Dear Black Woman
Dear Black Woman,
Over the last few months I’ve been stripped of the youthful conviction that my meager existence had falsely awarded me. At night, I’d lay alone wondering if I had a place in this world, if it was worth living, if I could look someone in the eye and tell them, with confidence, that I am a man with purpose. That my dreams are going to change lives. That my vision matters. That I matter.
In my younger days I’d wonder what it meant to be a man. Teenage adolescence made me to believe in there being some grand arrival when I’d become the man I was meant to be, and that I’d do it on my own. And that I’d stand tall on the mountain and admire my work. Conqueror of goals: a self-made man, sharing his conquest with no one.
However, I found myself face-to-face with external forces and a battle to conform to “the way the world works,” questioning myself. Who am I? What am I doing? What do I stand for? And so, as I’ve done all my life, I turned to you.

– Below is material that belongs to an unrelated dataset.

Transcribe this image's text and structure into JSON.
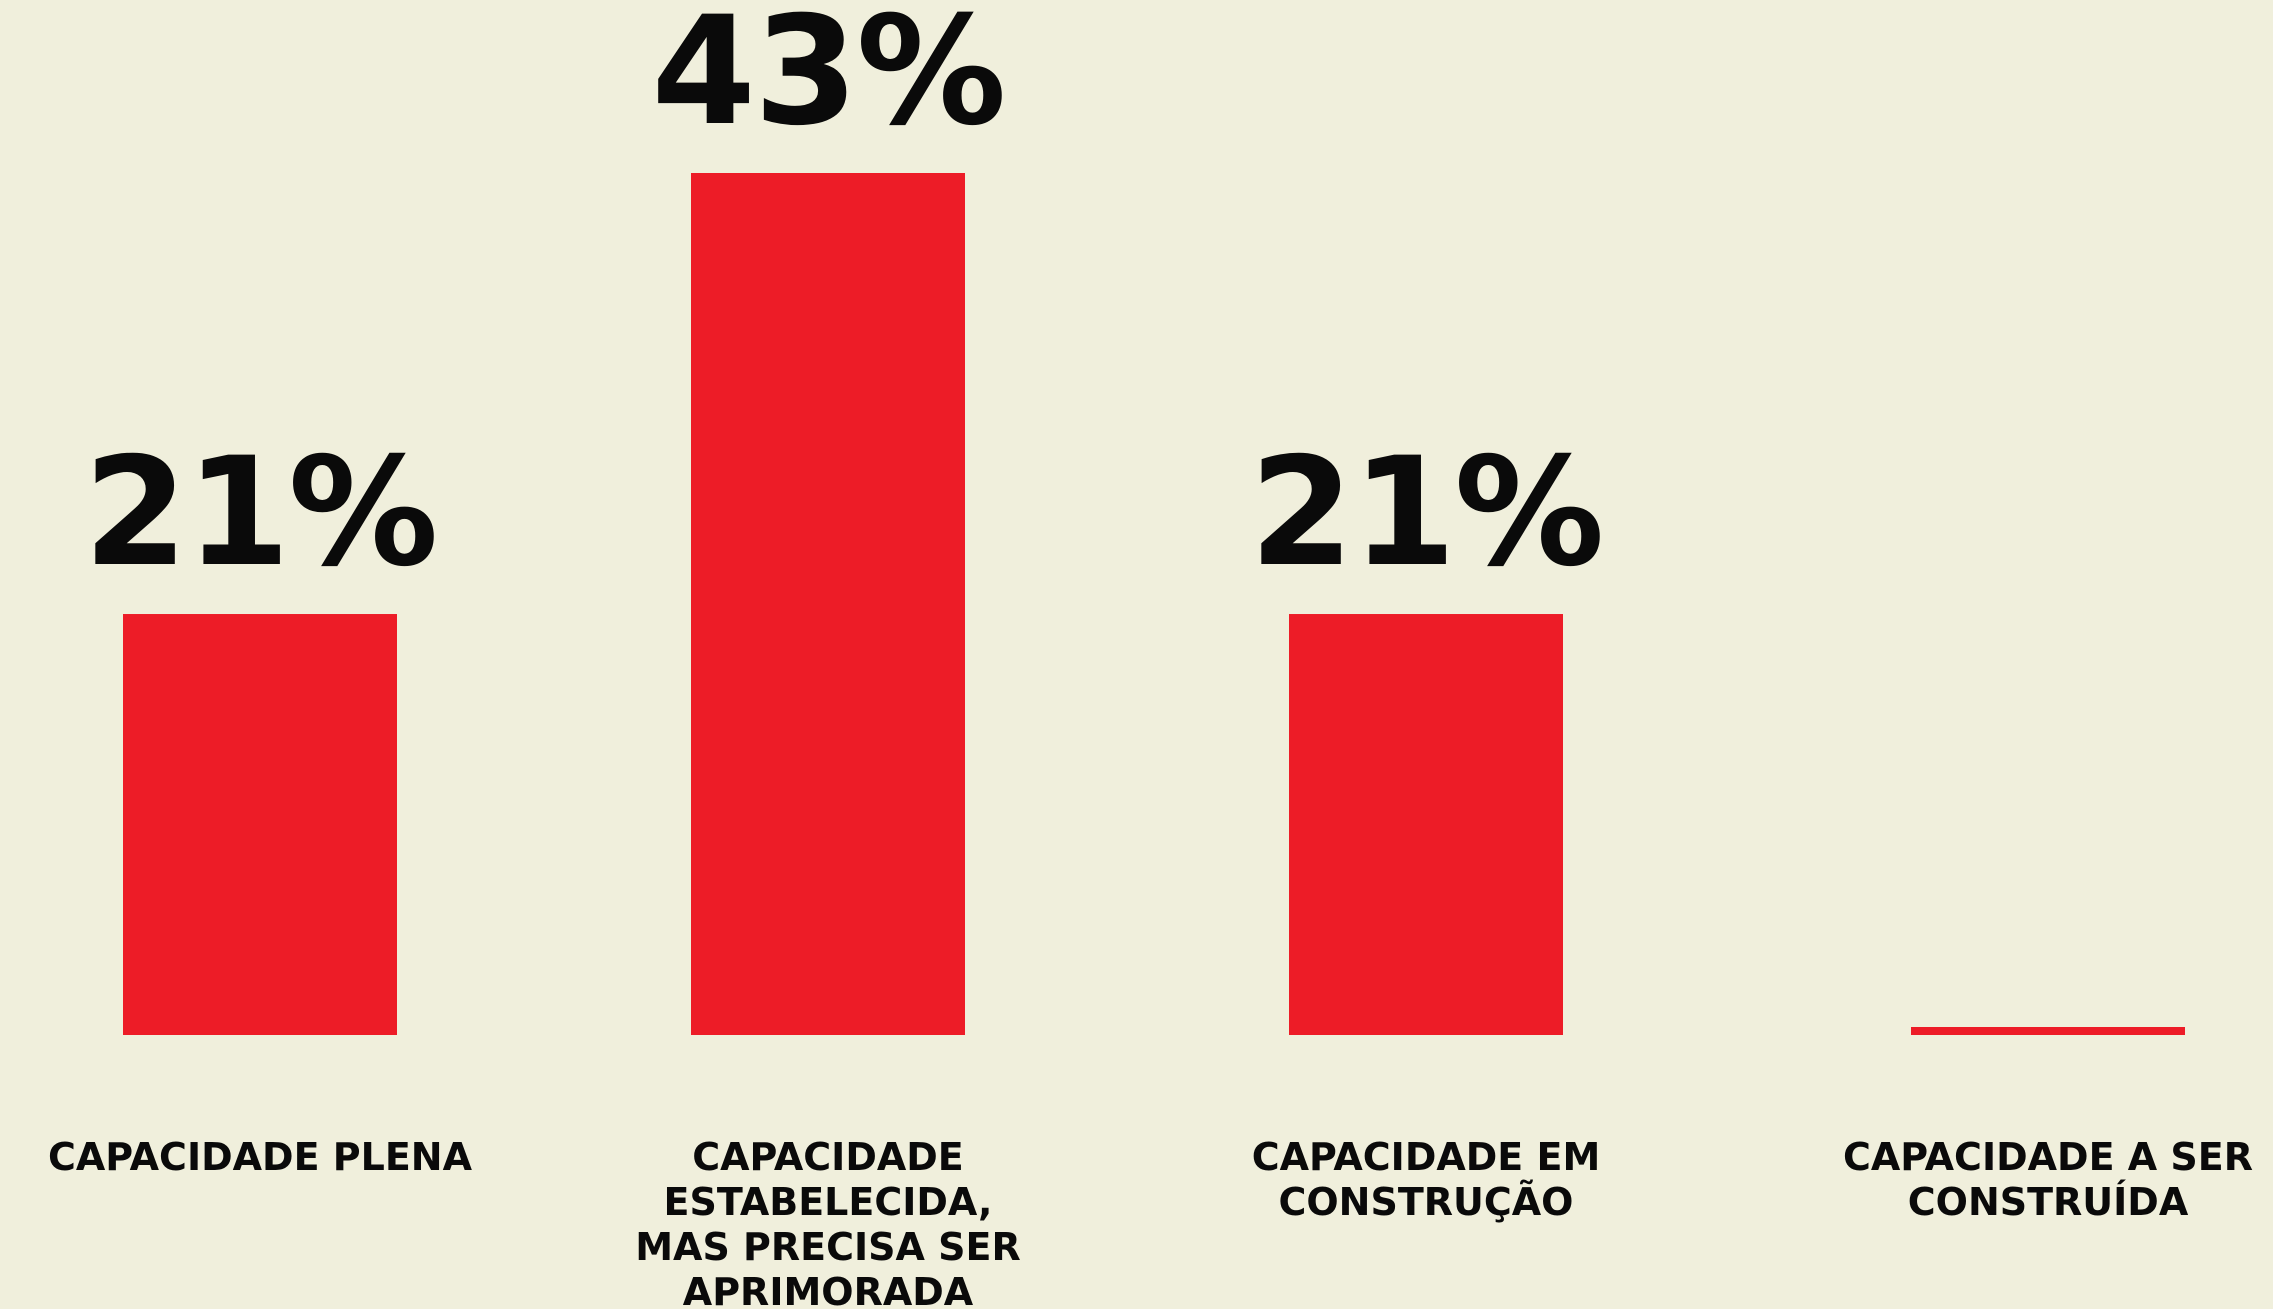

I’ve always been in awe of you. The way you carry yourself. The battles you fight, both for me and for you. How you’ve raised me to love myself and to care for you. How you’ve shielded me in my weakest moments, never asking for anything in return. How you’ve been beaten down by the very forces you protect and care for, knowing that the love you give is like none other. So you repress yourself. Internalize the pain, channel your beauty, love yourself. The “Strong Black Woman.”
I dig deep, searching for you in all that I do. I summon your strength in the face of danger, your joy in the face of fear, your resilience when doubt seeps in.
As a kid I loved fantasy novels. They allowed me to experience the trials and tribulations of fantastic beings who succeed against all odds. As I’ve grown into a man, I now see that the heroes I’ve been reading about have been with me all my life.
Dear Black Woman, though I wander, because of you, I have never been lost.